Molte volte vediamo in televisione pubblicità, programmi o film che annoverano animali nel loro cast, cani per lo più, ma anche gatti, cavalli, elefanti, scimmie e molte altre specie meno pet. Di fronte a queste immagini è spontaneo chiedersi come loro vivano questa esperienza e quando si sfori nel maltrattamento. C’è da dire che molti degli animali che vediamo oggi sullo schermo non sono reali in quanto frutto di una complessa costruzione digitale e meccanica che, semplicemente copiando i movimenti base dell’animale in carne e ossa, costruisce robot del tutto simili agli originali sicuramente più controllabili.
Ma ciò non è sempre possibile anche per via dei costi e talvolta gli animali vengono proprio arruolati previo accordo con zoo e circhi o allevatori specializzati. «Mentre negli Stati Uniti c’è l’American Humane Association che dal 1877 è impegnata a vigilare sulla sicurezza e il benessere degli animali e a regolamentare la loro partecipazione sul set, seppur non senza polemiche – spiega Michele Gualano direttore generale di Enpa – in Italia non esiste un regolamento o un protocollo sull’impiego degli animali, ma solo leggi molto generali e procedure diverse da comune a comune, tanto che talvolta per una troupe è più conveniente spostarsi di qualche chilometro per evitare di dover dare troppe informazioni. Uscendo dal Paese, poi, i limiti possono essere ancora più bassi. In “Baarìa” di Giuseppe Tornatore, per esempio, viene ripresa in diretta la macellazione di una mucca eseguita in Marocco, cosa che in Italia non è consentita. Quello che possiamo fare è quindi sperare nella sensibilità dei produttori affinché spontaneamente richiedano l’affiancamento di un controllore del benessere animale prima, durante e dopo le riprese».
Così in Italia
È il caso, per esempio, del film di Checco Zalone “Quo vado?” dove sono stati impiegati tantissimi animali, anche tigri e orsi bianchi, provenienti da varie strutture. «Quando ci hanno chiamato – dice Gualano – abbiamo chiesto integrazioni sulla documentazione sanitaria di ogni animale e poi abbiamo vigilato durante la lavorazione soprattutto sulle modalità di trasporto e sui tempi in cui gli animali stavano sul set».

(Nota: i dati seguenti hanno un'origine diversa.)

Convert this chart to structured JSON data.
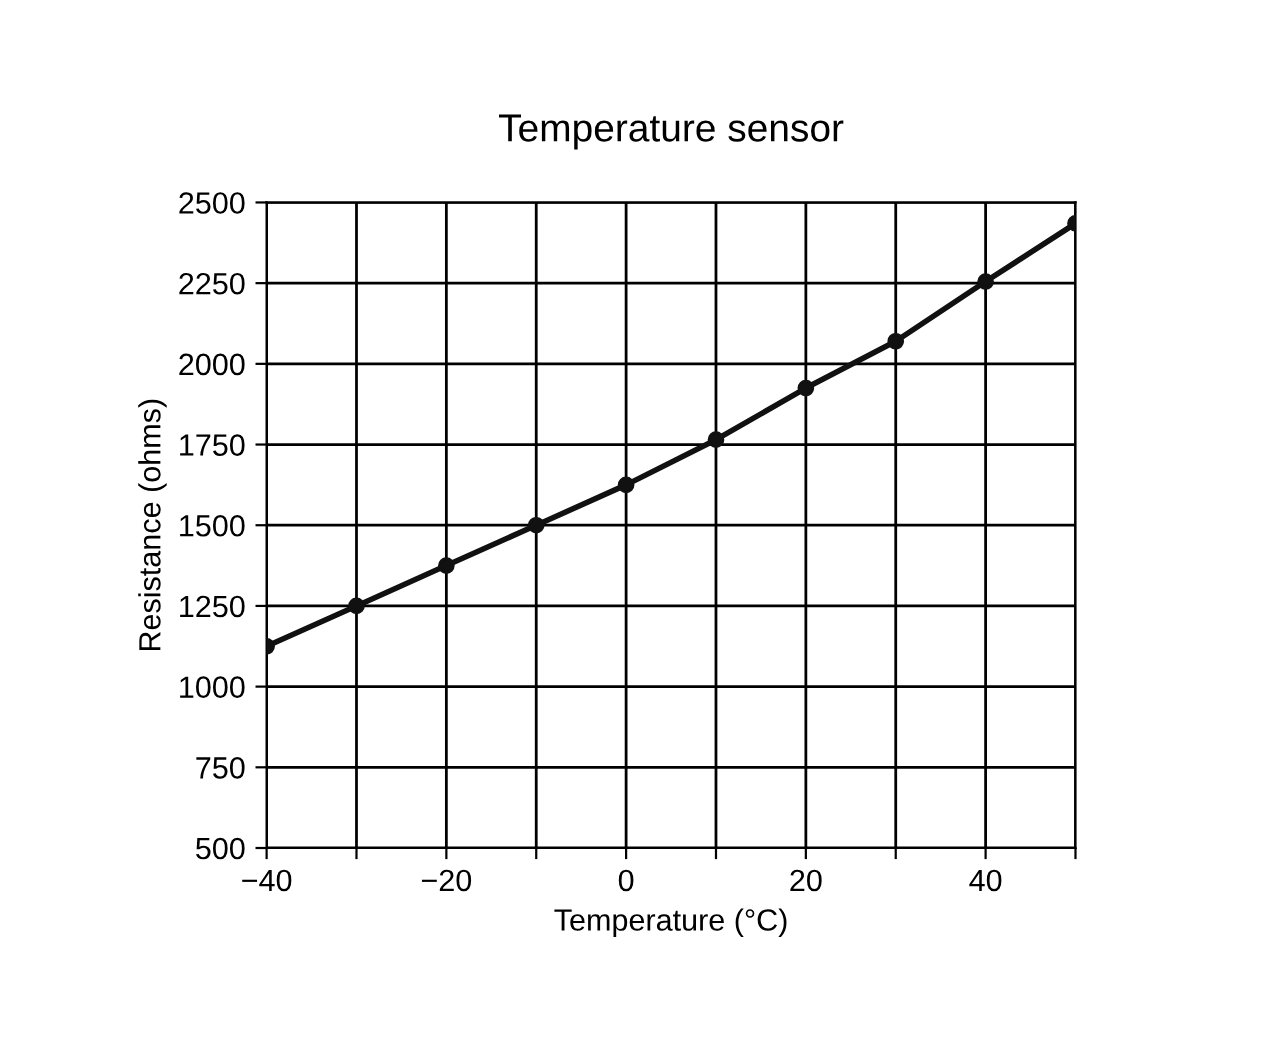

L’unico controllo obbligatorio è quello post produzione, ossia prima che un video, cortometraggio o film venga diffuso al pubblico.
«La commissione di revisione cinematografica – spiega il direttore Enpa che ne ha fatto parte per tre mandati – sostituisce la vecchia censura e comprende esperti di vari settori che devono evidenziare le scene di violenza gratuita, o con messaggi ambigui, allo scopo di tutelare soprattutto i minori e stabilire chi potrà vedere o meno il film (film per tutti, vietato ai 14, vietato ai 18). Io, ovviamente, come Enpa, mi occupo di segnalare scene che incitano alla violenza sugli animali ma, dalla sola osservazione delle immagini, è impossibile stabilire se durante le riprese ci sia stato maltrattamento».